Propeller Versus Wings is a huge leap forward for ZVG. What’s strange is that beyond the acquisition of a full-time bassist in Adam Scott, not a massive amount has changed. All they’ve really done is gone and got better. Much better.
So how to describe Zoey Van Goey? They’re not your average indie four-piece. Seeing them on stage together, hailing from all corners of the globe and ranging in style from geek to hippy to uber-chic, it’s hard to believe they ever even met let alone formed a band. But form a band they did or, perhaps more accurately, two bands, or three, or more, such are the varying styles they employ. Broadly, though, their tunes can be split into two categories: the straight songs, voiced by Kim Moore, and the weird ones, fronted by Brennan.

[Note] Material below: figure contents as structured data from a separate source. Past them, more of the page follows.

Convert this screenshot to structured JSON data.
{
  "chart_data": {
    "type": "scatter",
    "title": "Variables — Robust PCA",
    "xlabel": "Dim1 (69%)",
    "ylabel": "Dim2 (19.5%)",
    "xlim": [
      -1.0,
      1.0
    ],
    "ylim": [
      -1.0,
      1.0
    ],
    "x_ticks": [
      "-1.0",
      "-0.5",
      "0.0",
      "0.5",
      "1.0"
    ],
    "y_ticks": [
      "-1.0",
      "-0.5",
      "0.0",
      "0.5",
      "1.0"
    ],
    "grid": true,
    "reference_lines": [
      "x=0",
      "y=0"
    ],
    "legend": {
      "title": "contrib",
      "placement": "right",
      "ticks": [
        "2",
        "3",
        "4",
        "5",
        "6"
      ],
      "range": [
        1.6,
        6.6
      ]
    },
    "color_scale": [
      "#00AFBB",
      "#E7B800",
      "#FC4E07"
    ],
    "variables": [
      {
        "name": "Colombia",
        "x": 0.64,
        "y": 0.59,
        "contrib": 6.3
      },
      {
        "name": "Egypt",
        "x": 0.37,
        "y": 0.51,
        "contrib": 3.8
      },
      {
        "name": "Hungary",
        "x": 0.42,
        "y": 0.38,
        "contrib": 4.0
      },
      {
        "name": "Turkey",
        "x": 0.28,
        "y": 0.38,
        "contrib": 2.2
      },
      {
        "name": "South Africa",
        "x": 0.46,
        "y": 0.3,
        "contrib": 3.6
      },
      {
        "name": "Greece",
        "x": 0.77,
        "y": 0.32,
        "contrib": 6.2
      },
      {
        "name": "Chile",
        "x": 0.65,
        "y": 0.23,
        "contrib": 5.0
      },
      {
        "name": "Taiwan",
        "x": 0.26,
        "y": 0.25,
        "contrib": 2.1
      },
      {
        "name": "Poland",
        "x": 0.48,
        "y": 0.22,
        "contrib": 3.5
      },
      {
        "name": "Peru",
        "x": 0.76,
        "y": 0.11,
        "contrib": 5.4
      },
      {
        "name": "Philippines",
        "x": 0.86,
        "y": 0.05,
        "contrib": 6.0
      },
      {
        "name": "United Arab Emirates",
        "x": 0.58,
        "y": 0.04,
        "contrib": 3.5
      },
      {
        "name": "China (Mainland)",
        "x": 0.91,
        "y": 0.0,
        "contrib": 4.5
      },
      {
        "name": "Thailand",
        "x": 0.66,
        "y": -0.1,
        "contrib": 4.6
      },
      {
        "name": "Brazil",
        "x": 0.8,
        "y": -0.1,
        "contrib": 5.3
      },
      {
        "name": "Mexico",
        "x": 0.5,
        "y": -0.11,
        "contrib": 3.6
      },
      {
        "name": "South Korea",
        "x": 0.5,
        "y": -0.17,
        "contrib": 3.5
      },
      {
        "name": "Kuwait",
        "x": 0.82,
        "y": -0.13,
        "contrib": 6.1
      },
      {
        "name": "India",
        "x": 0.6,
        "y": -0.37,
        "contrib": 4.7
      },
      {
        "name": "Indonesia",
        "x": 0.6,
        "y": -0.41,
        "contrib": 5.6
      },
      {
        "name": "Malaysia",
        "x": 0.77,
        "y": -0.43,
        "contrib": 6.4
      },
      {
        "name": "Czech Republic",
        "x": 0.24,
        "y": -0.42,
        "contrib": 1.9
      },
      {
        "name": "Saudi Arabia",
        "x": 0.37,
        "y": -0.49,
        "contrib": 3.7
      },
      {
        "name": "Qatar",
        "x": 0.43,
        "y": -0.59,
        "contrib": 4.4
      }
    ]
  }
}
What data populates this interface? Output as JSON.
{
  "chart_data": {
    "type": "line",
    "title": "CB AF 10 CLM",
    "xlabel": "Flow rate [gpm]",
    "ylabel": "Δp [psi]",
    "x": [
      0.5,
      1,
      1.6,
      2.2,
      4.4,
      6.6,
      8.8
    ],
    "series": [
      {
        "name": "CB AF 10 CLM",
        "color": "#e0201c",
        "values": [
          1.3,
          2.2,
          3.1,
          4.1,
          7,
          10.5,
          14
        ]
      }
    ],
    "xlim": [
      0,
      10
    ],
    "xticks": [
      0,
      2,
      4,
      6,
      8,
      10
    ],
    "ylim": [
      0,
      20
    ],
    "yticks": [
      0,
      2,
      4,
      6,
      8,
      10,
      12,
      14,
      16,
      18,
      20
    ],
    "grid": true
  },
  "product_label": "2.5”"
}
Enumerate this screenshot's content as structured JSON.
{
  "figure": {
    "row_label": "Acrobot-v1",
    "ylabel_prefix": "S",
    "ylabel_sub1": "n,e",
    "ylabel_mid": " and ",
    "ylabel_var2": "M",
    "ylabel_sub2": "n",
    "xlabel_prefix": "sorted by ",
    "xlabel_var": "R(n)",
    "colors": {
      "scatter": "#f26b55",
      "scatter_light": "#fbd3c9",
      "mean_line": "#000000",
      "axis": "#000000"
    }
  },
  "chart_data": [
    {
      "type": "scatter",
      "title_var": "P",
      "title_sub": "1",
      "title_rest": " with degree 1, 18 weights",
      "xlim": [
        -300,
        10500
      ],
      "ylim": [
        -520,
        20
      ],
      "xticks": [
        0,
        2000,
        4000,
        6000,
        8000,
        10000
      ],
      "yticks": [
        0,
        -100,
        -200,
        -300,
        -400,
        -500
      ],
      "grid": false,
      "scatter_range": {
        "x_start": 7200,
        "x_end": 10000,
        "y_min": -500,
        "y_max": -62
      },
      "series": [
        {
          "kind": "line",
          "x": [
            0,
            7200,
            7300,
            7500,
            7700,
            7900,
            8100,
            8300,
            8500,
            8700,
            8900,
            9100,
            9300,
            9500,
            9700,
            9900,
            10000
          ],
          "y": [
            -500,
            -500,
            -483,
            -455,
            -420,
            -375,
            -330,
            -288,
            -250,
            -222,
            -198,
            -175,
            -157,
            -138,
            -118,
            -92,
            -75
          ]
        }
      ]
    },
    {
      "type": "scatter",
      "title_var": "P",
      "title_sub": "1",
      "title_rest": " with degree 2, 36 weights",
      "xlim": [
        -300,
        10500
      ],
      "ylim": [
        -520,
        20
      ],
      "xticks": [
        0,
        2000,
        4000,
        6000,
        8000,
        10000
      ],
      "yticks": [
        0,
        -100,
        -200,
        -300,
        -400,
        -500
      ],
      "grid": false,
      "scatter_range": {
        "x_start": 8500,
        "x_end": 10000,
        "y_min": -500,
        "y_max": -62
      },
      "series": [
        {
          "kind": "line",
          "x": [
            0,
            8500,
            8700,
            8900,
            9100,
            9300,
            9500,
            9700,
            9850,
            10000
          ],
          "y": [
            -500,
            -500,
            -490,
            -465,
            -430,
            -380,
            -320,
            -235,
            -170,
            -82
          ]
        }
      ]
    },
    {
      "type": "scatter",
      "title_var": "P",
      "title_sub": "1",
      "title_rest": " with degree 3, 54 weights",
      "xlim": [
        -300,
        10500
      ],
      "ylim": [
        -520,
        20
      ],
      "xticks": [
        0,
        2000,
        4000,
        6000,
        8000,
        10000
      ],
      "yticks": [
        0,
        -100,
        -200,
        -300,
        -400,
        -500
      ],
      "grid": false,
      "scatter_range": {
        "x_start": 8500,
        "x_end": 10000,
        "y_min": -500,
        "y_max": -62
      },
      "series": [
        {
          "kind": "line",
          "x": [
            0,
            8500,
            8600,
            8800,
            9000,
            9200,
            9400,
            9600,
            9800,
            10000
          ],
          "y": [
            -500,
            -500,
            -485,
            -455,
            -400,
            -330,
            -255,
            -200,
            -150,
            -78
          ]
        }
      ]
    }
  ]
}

Moore is once again to the fore. Her vocals skim across tender opener Mountain On Fire like white horses on waves, then light up the old-fashioned gentle jazz of My Aviator with rich honeyed warmth. What’s wonderful about Propeller Versus Wings is that it contains a selection of songs which, from the offbeat balladry of Sackville Sun to more angular efforts like Another Day Another Disaster, allow her to show off a voice which is truly worth listening to. Her, and possibly the band’s, finest hour comes on Escape Maps, a piano-led lovelorn gem which spills over with emotion.
Meanwhile, Brennan’s songwriting has matured immeasurably. The Canadian, whose stage chat, incidentally, is funnier than any number of comedians I could mention, likes to find a circuitous route into a love song. But whereas We All Hide In The Basements from the debut record felt forced and clumsy, here You Told The Drunks I Knew Karate is a triumph. Brennan voices the tale of a man doing increasingly crazy things for love (“I almost broke my collarbone, I didn’t care you were the most exciting thing I’d ever known”) which is heartfelt, uplifting and genuinely funny.
There are odd moments which grate: single The Cake And Eating It does not show the album in its best light, while the lyrics at times can feel like they’re trying a little too hard to be clever, but there’s so much variety and sheer quality here, it seems churlish to complain.
In fact, I think this could be the start of a beautiful friendship.